Structure investigation of amphiphilic cyclopeptides in isotropic and anisotropic environments—a model study simulating peptide–membrane interactions

It has been proposed that the membrane allows a much more efficient binding of certain small or medium-sized amphiphilic messenger molecules to their receptor, not only by accumulation of the drug, but also by induction of orientations and conformations that are much more favorable for receptor docking than structures adopted in isotropic phases. A series of eight amphiphilic cyclic peptides containing lipophilic (L-a-aminodecanoic acid = Ada, L-a-aminohexadecanoic acid =Ahd, Nhdg=N-hexadecylglycine) and hydrophilic (Lys, Asp) amino acids were synthesized and examined by means of NMR spectroscopy and molecular dynamics (MD) simulations in isotropic (CDCl 3 ) and membrane-mimicking anisotropic (SDS/H 2 O) solvents to study the influence of the environment on their individual conformations. NMR data of cyclo(-Gly 1 -D-Asp 2 -Ahd 3 -Ahd 4 -Asp 5 -Gly 6 -) (C4), cyclo(-Lys 1 -D-Pro 2 -Lys 3 -Ada 4 -Pro 5 -Ada 6 -) (C5) and cyclo-(-Lys 1 -Pro 2 -Lys 3 -Ada 4 -D-Pro 5 -Ada 6 -) (C6) clearly indicate that those compounds are too rigid to perform a conformational change upon transition from an isotropic to an anisotropic environment. On the other hand, the experimental data of cyclo(-Gly 1 -Asp 2 -Ahd 3 -Ahd 4 -Asp 5 -Gly 6 -) (C1), cyclo(-Asp 1 -Ala 2 -Nhdg 3 -Ala 4 -D-Asp 5 -) (C7), and cyclo(-D-Asp 1 -Ala 2 -Nhdg 3 -Ala 4 -Asp 5 -) (C8) suggest highly flexible unstructured molecules in both environments. However, for cyclo(-Asp 1 -Asp 2 -Gly 3 -Ahd 4 -Ahd 5 -Gly 6 -) (C2) we observed a structure inducing effect of a membrane-like environment. The compound populates three different conformations in SDS/ H 2 O, whereas in CDCl 3 no preferred conformation can be detected. cyclo(-D-Asp 1 -Asp 2 -Gly 3 -Ahd 4 -Ahd 5 -Gly 6 -) (C3) clearly exhibits two different conformations with a shifted i,i-turn motif in CDCl 3 and SDS/H 2 O solutions.
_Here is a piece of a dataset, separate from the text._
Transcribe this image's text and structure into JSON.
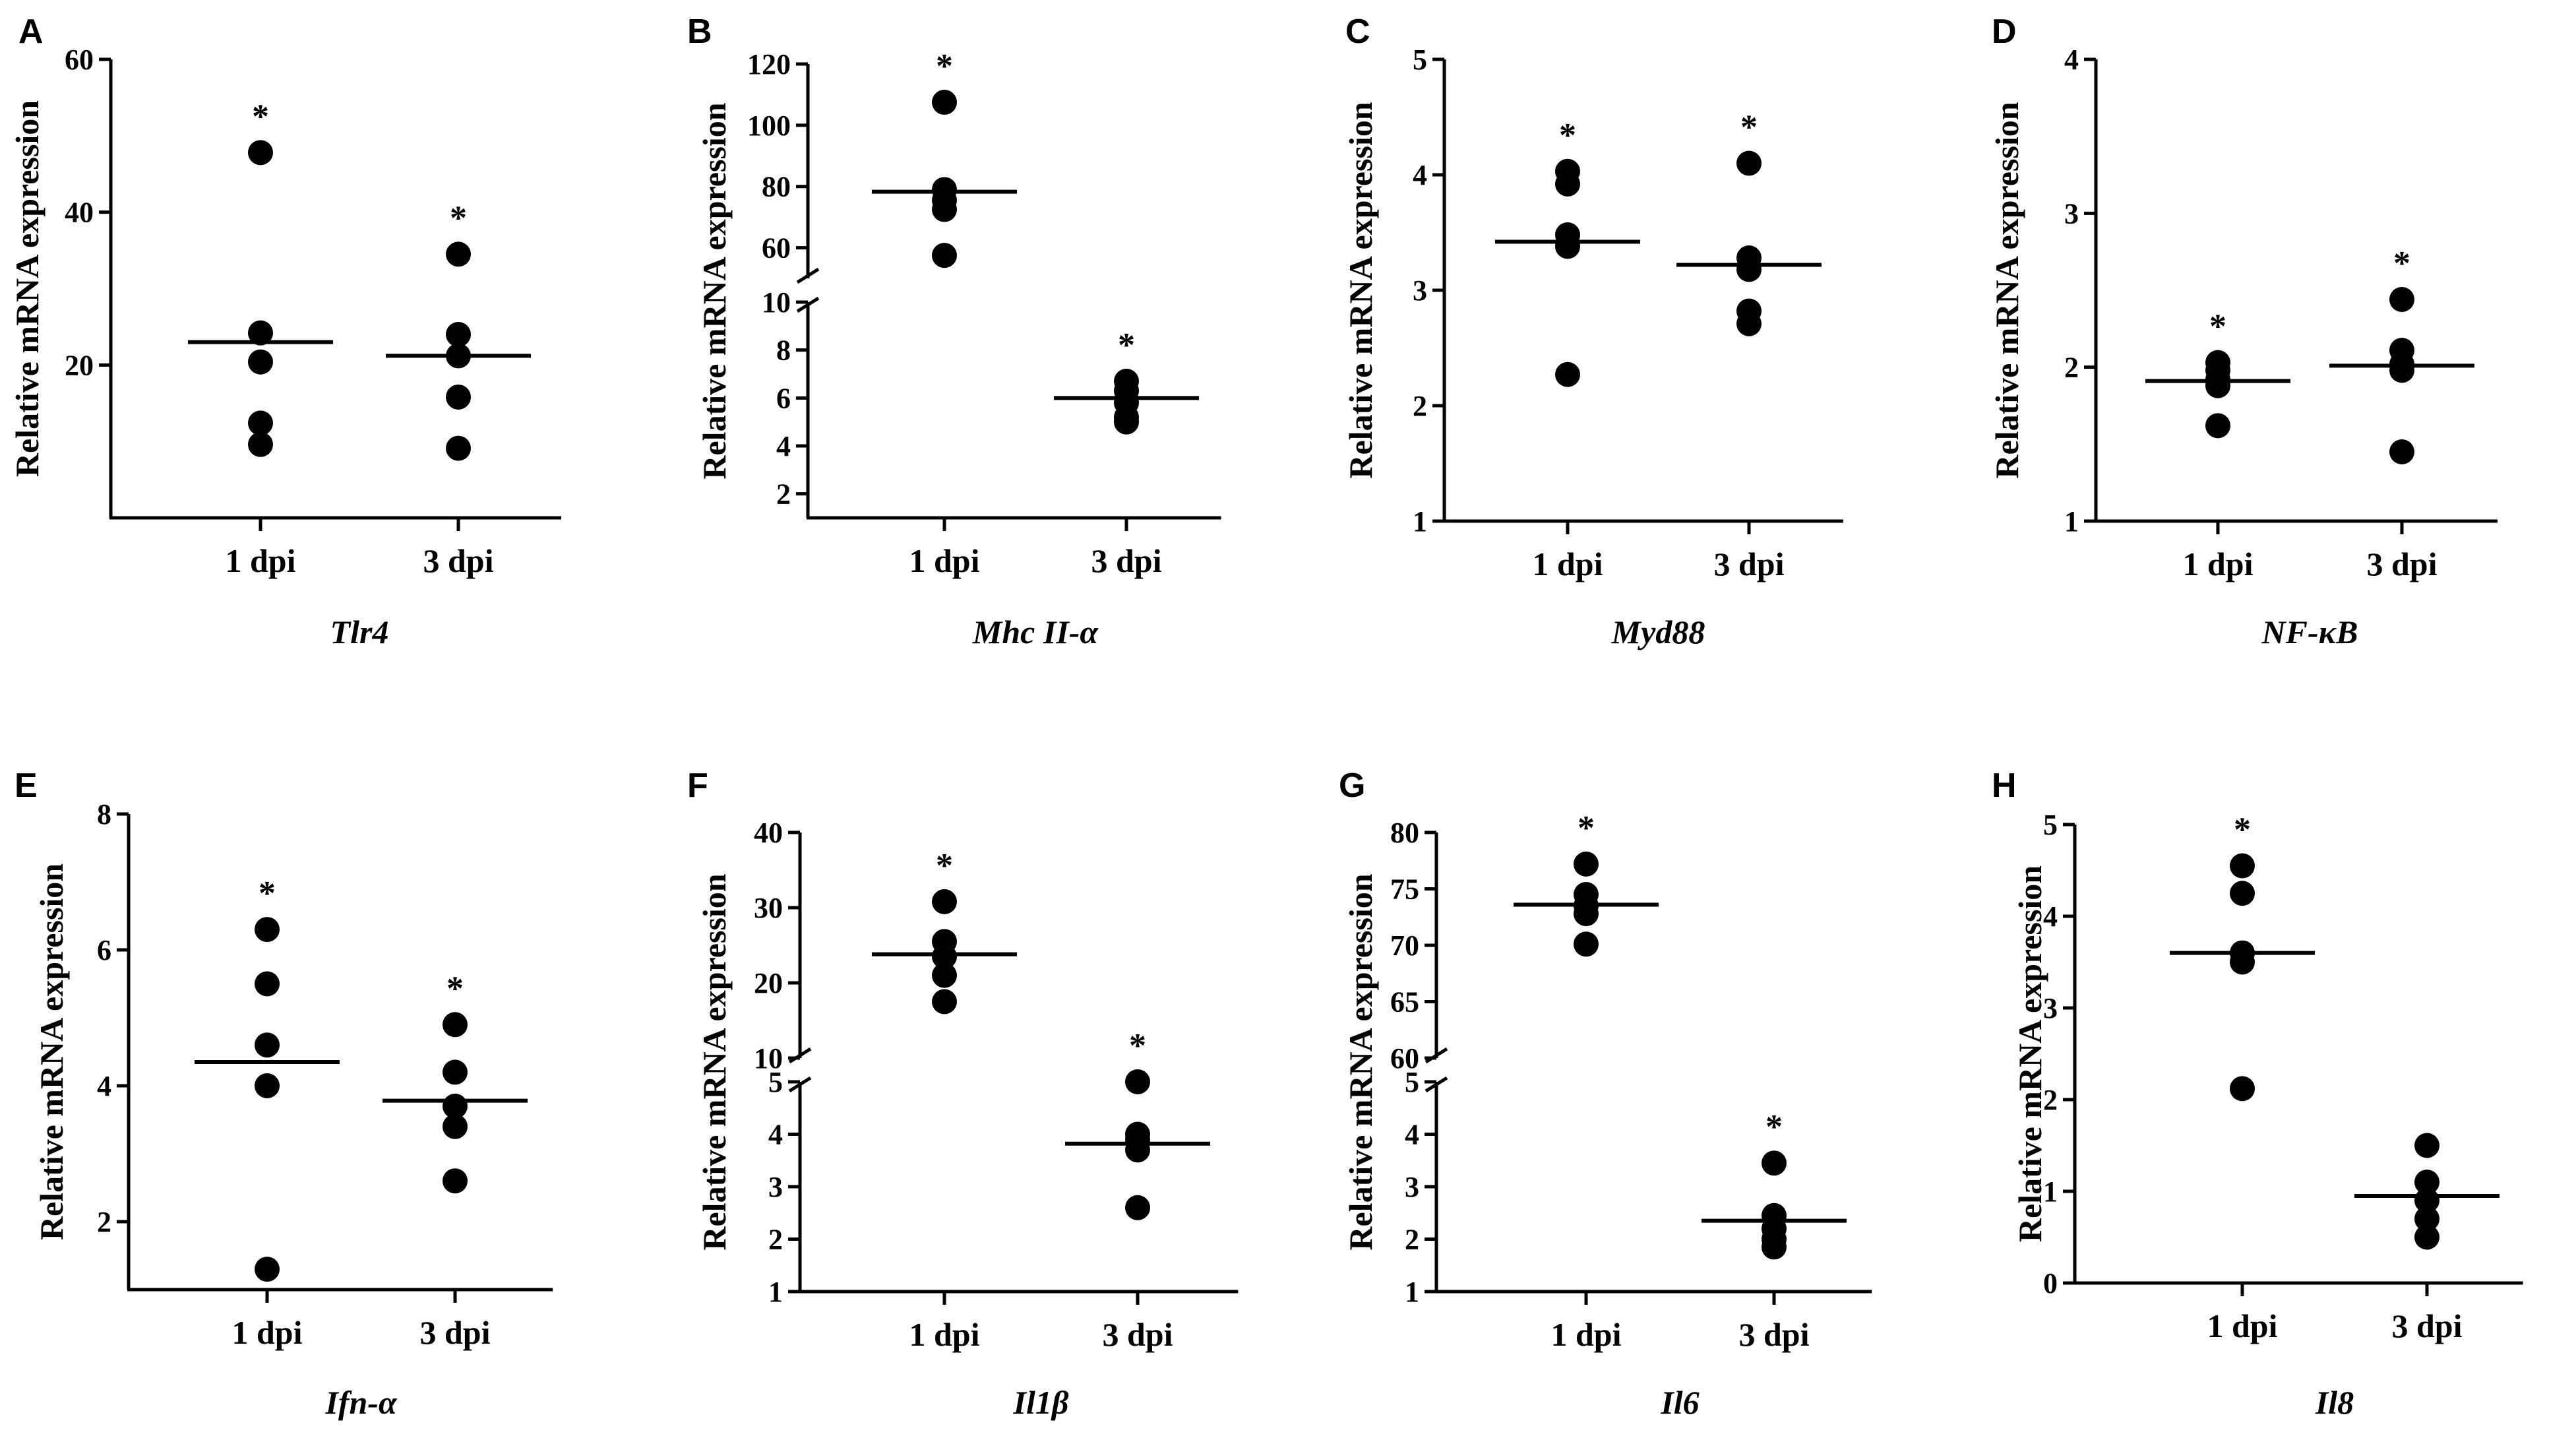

The conformational change could be reproduced in a restraint-free MD simulation using the biphasic membrane mimetic CCl 4 /H 2 O. Our results give clear evidence that membrane interactions may not only lead to structure inductions, but can also induce major conformational changes in compounds already exhibiting a defined structure in isotropic solution.